The Wooden Church: Keeping Ukrainian Tradition Alive
Driving around the hills off of Lower Stella Ireland Road in Johnson City, you may have come across "the wooden church" overlooking the valley. Sacred Heart Ukrainian Catholic Church stands out, while also fitting in with the landscape around it. Made entirely out of wood, the three-domed structure rises 80 feet in the air.
“It is modeled after the kind of churches that you would find in the Carpathian Mountains in Ukraine," says Father Teodor Czabala.
Father Ted says the church is "traditional Ukrainian inside and out." As soon as you step inside, you can see why. The vivid colors associated with the culture stand out against the wooden backdrop.
“If you look at the icons of Jesus or Mary, you can see it’s like a little bit of embroidery that’s put in there because embroidery is very popular in Ukraine," says Czabala, pointing out the added detail on the church's icon screen.
The church was built in 1977, but was founded in 1944. It took a while for the group of Ukrainian immigrants, the church's first parishioners, to build their own space to their specifications.
Czabala says Ukrainians came to the area as early as the 1880s. It was right after World War II ended that there was a big bump in Ukrainians immigrating to Broome County. Coming over after the war, they worked in the cigar factory and Endicott-Johnson and attended mass at St. Micheal's on Clinton Street.

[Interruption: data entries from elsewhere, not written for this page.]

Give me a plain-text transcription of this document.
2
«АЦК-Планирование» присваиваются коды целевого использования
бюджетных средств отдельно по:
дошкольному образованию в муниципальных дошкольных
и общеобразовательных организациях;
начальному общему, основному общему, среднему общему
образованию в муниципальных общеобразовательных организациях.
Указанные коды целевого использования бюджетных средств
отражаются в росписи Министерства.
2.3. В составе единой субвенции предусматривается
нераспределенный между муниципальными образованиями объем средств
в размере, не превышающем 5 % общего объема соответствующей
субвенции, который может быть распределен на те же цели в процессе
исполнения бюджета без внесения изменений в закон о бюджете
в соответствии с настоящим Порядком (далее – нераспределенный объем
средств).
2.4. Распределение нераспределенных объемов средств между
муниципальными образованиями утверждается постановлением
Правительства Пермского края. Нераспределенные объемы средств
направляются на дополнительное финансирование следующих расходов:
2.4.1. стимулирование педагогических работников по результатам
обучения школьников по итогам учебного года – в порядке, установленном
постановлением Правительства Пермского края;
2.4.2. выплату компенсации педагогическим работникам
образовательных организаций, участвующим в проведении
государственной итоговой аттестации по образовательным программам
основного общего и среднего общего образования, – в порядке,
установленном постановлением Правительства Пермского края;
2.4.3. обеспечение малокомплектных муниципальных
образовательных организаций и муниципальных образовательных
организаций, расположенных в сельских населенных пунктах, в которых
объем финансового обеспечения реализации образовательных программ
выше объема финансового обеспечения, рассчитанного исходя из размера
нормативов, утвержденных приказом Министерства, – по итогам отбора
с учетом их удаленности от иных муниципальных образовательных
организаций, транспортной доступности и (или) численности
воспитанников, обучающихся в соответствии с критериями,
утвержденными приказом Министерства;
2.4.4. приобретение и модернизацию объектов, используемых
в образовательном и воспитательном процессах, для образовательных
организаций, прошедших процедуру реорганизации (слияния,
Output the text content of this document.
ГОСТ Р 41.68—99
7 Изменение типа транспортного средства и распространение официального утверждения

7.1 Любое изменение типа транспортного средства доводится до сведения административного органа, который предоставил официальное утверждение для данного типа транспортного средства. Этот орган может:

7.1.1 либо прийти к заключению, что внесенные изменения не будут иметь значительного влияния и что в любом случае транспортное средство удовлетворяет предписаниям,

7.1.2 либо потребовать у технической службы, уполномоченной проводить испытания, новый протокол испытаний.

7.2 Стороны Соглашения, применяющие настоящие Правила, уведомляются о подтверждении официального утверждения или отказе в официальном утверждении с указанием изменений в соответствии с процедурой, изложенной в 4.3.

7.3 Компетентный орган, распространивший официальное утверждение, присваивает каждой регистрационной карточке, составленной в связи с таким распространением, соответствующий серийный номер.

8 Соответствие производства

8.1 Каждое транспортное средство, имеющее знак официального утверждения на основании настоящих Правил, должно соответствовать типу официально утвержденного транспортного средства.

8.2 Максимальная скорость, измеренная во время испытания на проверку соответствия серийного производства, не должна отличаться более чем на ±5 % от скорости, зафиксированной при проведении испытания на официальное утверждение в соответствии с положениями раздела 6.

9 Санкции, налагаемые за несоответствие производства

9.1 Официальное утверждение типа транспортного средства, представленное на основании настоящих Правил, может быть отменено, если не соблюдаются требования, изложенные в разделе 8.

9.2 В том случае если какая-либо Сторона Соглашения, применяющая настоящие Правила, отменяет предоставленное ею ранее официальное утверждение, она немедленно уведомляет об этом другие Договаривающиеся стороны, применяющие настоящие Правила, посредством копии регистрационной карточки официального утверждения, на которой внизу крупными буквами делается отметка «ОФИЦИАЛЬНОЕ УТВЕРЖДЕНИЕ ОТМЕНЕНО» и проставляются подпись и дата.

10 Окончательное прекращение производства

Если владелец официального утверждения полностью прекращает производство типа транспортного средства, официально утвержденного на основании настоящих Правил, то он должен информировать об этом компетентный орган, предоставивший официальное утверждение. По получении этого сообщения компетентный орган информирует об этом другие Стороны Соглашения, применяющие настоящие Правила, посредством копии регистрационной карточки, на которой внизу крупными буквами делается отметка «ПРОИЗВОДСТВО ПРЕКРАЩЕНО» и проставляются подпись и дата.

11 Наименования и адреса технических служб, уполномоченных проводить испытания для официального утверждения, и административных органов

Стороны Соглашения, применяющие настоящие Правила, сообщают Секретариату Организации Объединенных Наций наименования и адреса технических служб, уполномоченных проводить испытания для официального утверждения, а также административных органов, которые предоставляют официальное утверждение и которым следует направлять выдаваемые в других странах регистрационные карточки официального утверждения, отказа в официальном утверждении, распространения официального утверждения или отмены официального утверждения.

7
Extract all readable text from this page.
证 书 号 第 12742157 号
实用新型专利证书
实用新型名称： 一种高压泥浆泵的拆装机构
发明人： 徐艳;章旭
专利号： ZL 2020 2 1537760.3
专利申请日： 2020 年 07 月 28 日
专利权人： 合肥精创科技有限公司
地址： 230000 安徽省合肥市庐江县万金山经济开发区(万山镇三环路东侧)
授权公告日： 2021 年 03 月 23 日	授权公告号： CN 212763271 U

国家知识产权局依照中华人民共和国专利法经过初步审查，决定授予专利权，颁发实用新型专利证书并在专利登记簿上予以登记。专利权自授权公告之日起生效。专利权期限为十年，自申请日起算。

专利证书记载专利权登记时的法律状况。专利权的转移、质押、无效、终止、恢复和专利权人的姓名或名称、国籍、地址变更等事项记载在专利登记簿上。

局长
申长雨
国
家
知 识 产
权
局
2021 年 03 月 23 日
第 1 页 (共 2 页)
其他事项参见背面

Czabala says that was the one central church for Eastern European Catholics until the 1930s when St. Micheal's converted to Orthodox. That's when Czabala says groups that wanted to remain Catholic started splitting off and forming their own churches. In 1944, a group of Ukrainians bought a former Methodist church, just down the street from St. Micheal's, on the corner of Clinton and Holland Streets. They worshiped there until the 1970s, when they finally started planning for their own church.
"And actually that was kind of an interesting couple of years in the parish," says Czabala, laughing.
Apparently, not everyone agreed that the church should be wooden. The parishioners were divided, some wanting a stone church and some wanting wood.
Czabala says one of his parishioners once told him a story about her husband being on the committee to choose the church design.
He comes home and he tells her, 'Oh, dear, we’re going to build a wooden church.' She goes, 'What, are you crazy?'
After the church was built, Czabala says she had to tell her husband he was right.
There are currently around 75 families in the congregation and the church is celebrating 75 years since its founding. Czabala says it's a tight-knit group and an active one. The church just held its annual Easter Bazaar over the weekend.
Father Ted says there have been a few updates over the years (A new roof, more modern windows, and a refinished floor.), but the essence of the church and its community has remained the same. All in all, it's a space to keep traditions alive and a place to call home.